Can I eat at a restaurant that uses peanut oil if I have a peanut allergy?

Peanut oil surrounded by peanuts

If you or a loved one has a peanut allergy, knowing exactly what's in any given food you’re consuming is second nature. You may even recoil at the word “peanut.”

That instinct could lead you to automatically reject restaurants like Five Guys and Chick-fil-A, which make it clear they cook with peanut oil. While there are some reasons to still be cautious at such places, it turns out that the oil itself isn’t necessarily one of them.

Is peanut oil safe for me to eat if I have a peanut allergy?

Yes. Peanut allergy is caused by an allergic reaction to the peanut protein. Peanut oil is typically safe because it's highly refined and has almost no detectable allergen (protein). This is the type of peanut oil often used in cooking and frying and is safe for individuals with peanut allergy.

In fact, the Food and Drug Administration (FDA) specifically exempts highly refined peanut oil from needing to be labeled as an allergen the way “peanut” would need to be.

Does the severity of my peanut allergy matter?

The severity of the allergy does not matter when it comes to peanut oil, but the type of oil does.

Is there a difference in risk between refined and unrefined peanut oil?

Yes. Refined peanut oil goes through an extensive process that removes the protein/allergen, and this process is what makes it useful for high-heat cooking.

Unrefined (also known as cold-pressed, crude or gourmet) peanut oil does have peanut protein in it and should be avoided by people with a peanut allergy. This type of oil you might find used in a salad dressing or sauce, but it's not the same as cooking peanut oil.

Five Guys, for example, cooks with peanut oil but also has peanuts out in its restaurants. Could I be affected by the peanuts themselves if I were to either dine in or get a takeout order?
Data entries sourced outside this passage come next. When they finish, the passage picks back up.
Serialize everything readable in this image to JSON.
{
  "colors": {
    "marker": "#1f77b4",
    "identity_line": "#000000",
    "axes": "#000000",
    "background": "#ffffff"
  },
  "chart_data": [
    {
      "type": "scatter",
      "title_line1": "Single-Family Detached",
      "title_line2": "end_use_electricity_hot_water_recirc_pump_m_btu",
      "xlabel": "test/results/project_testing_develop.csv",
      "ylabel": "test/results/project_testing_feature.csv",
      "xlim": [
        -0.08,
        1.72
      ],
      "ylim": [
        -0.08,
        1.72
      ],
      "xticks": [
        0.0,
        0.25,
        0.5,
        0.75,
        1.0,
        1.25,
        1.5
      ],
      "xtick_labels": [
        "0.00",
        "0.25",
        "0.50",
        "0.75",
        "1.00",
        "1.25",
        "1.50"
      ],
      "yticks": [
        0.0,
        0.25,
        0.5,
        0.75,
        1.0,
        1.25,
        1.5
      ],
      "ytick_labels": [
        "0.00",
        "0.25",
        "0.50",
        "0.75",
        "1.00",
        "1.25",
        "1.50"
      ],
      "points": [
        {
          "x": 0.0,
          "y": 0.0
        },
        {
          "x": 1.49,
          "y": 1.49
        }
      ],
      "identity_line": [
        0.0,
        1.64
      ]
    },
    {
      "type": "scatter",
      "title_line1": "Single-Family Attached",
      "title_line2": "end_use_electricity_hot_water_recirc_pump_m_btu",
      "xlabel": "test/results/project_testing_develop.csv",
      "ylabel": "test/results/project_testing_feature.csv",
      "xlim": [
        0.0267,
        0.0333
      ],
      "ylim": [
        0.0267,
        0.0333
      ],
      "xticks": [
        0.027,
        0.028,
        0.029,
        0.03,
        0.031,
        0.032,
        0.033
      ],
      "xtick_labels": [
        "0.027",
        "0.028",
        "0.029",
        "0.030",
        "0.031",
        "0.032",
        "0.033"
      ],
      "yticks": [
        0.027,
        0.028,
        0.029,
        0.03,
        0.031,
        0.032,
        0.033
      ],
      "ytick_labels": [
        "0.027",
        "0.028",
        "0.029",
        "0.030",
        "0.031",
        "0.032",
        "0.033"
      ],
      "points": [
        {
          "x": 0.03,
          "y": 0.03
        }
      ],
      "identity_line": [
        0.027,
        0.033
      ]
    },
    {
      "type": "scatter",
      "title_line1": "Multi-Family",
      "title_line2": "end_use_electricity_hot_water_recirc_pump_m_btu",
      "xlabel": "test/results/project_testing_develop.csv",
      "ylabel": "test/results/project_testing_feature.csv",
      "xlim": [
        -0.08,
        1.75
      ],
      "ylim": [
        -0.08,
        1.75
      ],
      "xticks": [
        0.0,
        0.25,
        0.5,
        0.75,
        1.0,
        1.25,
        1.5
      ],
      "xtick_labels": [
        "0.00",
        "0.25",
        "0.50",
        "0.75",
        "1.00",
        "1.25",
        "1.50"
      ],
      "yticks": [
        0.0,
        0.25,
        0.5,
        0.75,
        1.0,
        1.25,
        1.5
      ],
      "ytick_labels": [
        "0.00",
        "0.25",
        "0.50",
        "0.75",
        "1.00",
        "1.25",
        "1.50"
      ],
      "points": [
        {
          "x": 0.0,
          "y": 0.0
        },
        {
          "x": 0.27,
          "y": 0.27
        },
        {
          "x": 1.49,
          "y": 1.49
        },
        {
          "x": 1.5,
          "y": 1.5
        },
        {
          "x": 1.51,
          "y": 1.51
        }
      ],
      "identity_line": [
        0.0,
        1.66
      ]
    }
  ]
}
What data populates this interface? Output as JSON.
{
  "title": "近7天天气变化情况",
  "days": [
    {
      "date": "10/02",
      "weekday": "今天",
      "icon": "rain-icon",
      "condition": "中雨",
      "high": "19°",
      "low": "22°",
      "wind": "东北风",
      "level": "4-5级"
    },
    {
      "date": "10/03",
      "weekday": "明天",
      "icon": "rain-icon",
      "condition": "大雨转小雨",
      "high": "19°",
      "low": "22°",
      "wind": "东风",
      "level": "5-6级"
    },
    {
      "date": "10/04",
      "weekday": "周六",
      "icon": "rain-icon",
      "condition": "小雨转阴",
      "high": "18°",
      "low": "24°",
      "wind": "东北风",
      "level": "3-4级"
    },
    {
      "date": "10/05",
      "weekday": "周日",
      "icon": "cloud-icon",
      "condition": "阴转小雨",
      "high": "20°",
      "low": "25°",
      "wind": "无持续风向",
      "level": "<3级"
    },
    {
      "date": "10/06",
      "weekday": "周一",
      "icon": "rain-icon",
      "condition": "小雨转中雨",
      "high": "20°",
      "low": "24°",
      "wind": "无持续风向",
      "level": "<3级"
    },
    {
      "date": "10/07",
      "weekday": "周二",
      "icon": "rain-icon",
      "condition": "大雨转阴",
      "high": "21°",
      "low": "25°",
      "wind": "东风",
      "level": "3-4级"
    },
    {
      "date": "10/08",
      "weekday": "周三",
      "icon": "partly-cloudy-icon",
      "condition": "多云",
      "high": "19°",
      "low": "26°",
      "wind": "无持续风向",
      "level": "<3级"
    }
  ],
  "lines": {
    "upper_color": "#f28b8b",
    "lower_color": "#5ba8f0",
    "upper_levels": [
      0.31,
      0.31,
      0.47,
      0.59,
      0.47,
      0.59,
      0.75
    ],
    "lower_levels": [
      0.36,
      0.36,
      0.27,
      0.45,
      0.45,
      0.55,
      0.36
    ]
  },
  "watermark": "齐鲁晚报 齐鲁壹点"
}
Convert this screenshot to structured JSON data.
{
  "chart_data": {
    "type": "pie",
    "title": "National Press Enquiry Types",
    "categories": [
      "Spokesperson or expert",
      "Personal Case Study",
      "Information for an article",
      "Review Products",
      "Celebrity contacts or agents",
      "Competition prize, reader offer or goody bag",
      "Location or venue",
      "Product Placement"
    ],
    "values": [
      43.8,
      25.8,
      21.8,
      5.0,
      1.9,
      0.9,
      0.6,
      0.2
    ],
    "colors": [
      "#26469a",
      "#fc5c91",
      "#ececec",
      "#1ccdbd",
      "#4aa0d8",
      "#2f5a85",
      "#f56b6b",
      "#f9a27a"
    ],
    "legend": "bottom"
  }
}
Yes, the risk in this situation is not from the peanut oil (which is also used in other fast food chains, such as Chick-Fil-A), but rather the cross-contact with peanuts themselves.

You should always alert food handlers if you or someone with you has a peanut allergy and make sure peanuts aren't coming in contact with your food. If they can't guarantee the food didn't come in contact with the peanuts, it's better to avoid that setting.

If I do consume peanut oil, what are some common peanut allergy symptoms if I do have a reaction? How severe are they, in general?

Highly refined (cooking) peanut oil shouldn't cause symptoms of a reaction.

The unrefined peanut oil (which may taste like peanuts), or accidental exposure to peanuts in a dish can cause any symptoms of allergic reaction, which may be mild or severe. These symptoms include rash, itchy sensation, swelling, sore throat, cough, congestion, difficulty breathing, abdominal pain or vomiting.

If you're concerned about allergic reaction, always refer to the plan and emergency medications prescribed by your doctor.